The sweet and murky waters of novel sugars and sweeteners

With cane sugar getting a bad rap more than ever, the food industry is continually innovating to produce new alternatives. More and more sugar replacements are making their appearance: monk fruit, coconut sugar, rice syrup and mesquite pod powder, to name but a few! Some call themselves ‘sugar alternatives’ or ‘natural sweeteners’. But can you claim they are ‘sugar free’, ‘natural sugar’, ‘natural sweetener’ or ‘non-artificial’ within the parameters of the law? Are these sweeteners even permitted for use in foodstuffs in South Africa?

First, let’s look at a couple of definitions in our regulations:

  • ‘Total sugar’ is defined as the sum of all intrinsic and added sugars.
  • ‘Added sugar’ means any sugar added to foodstuffs during processing, and includes but is not limited to sugar as defined by the Regulations Relating to the Use of Sweeteners in Foodstuffs under the Act, honey, molasses, sucrose with added molasses, coloured sugar, fruit juice concentrate, deflavoured and/or deionised fruit juice and concentrates thereof, high-fructose corn syrup and malt or any other syrup of various origins.
  • ‘Permitted sweeteners’ means any substance listed as a sweetener in the General Standard for Food Additives (GSFA) of the Codex Alimentarius Commission, or a mixture of two or more thereof.

So, to use a product as a sweetener, it must be allowed by the GSFA. Products such as monk fruit have been approved by the US Food & Drug Administration; but as they have not been listed as permitted sweeteners in Codex, they are not acceptable sweetener(s) in South Africa.

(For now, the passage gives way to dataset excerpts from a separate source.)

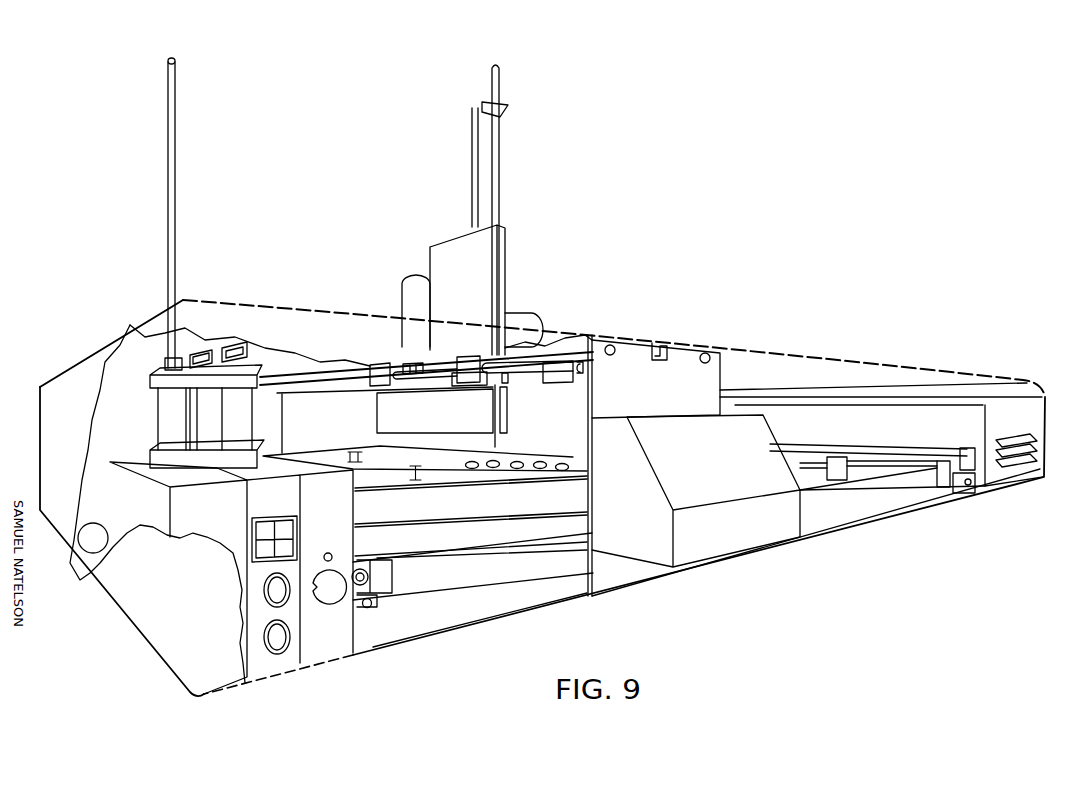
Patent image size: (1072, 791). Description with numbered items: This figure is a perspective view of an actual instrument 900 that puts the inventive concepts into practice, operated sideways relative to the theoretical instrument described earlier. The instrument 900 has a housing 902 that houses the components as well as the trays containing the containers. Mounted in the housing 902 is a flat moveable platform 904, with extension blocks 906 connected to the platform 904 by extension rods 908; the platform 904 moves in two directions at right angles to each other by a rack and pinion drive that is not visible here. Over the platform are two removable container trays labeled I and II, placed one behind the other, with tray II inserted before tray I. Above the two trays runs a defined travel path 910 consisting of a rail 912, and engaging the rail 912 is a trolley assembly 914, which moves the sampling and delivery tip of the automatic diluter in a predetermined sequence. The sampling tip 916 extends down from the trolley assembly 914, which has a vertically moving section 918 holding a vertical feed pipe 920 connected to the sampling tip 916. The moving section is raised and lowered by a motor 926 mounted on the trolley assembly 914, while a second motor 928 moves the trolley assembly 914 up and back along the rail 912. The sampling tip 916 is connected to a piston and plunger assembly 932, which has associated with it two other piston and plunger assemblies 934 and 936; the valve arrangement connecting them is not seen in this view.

The instrument 900 is at (781, 218).
The housing 902 is at (303, 320).
The flat moveable platform 904 is at (513, 533).
The extension blocks 906 is at (943, 488).
The extension rods 908 is at (810, 463).
The defined travel path 910 is at (338, 432).
The rail 912 is at (568, 355).
The trolley assembly 914 is at (380, 370).
The sampling tip 916 is at (498, 440).
The vertically moving section 918 is at (474, 302).
The vertical feed pipe 920 is at (500, 163).
The motor 926 is at (530, 313).
The second motor 928 is at (400, 275).
The piston and plunger assembly 932 is at (163, 398).
The piston and plunger assembly 934 is at (203, 417).
The piston and plunger assembly 936 is at (237, 437).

However, if a product is nutritive and imparts sweetness to a food product, it is considered an added sugar, e.g. coconut sugar, mesquite pod powder, rice syrup and other syrups and sugars.

What about making claims?

The ‘sugar free’ claim is only permitted if the product has been tested and proven to contain less than 0.5g total sugar per 100g final product – i.e. added sugar as well as sugars that are naturally present in the ingredients themselves. As a result, these sugar alternatives (or the products that contain them) cannot claim to be ‘sugar free’.

The ‘no added sugar’ claim is not permitted for any product which contains an ingredient that meets the definition of ‘added sugar’, such as coconut sugar, rice syrup or fruit juice concentrate.

‘Natural’ is reserved for products that are “not the work of man or interfered with by man”; therefore, none of the sugars or sweeteners can be called a ‘natural’ sugar or sweetener.

Although you may not label your product a sweetener unless it is listed in Codex as a sweetener, descriptive phrases such as ‘use as an alternative to sugar or honey’, ‘as sweet as sugar’ or ‘sweetens any dish’ are allowed, and may be the way to go when you are marketing your product.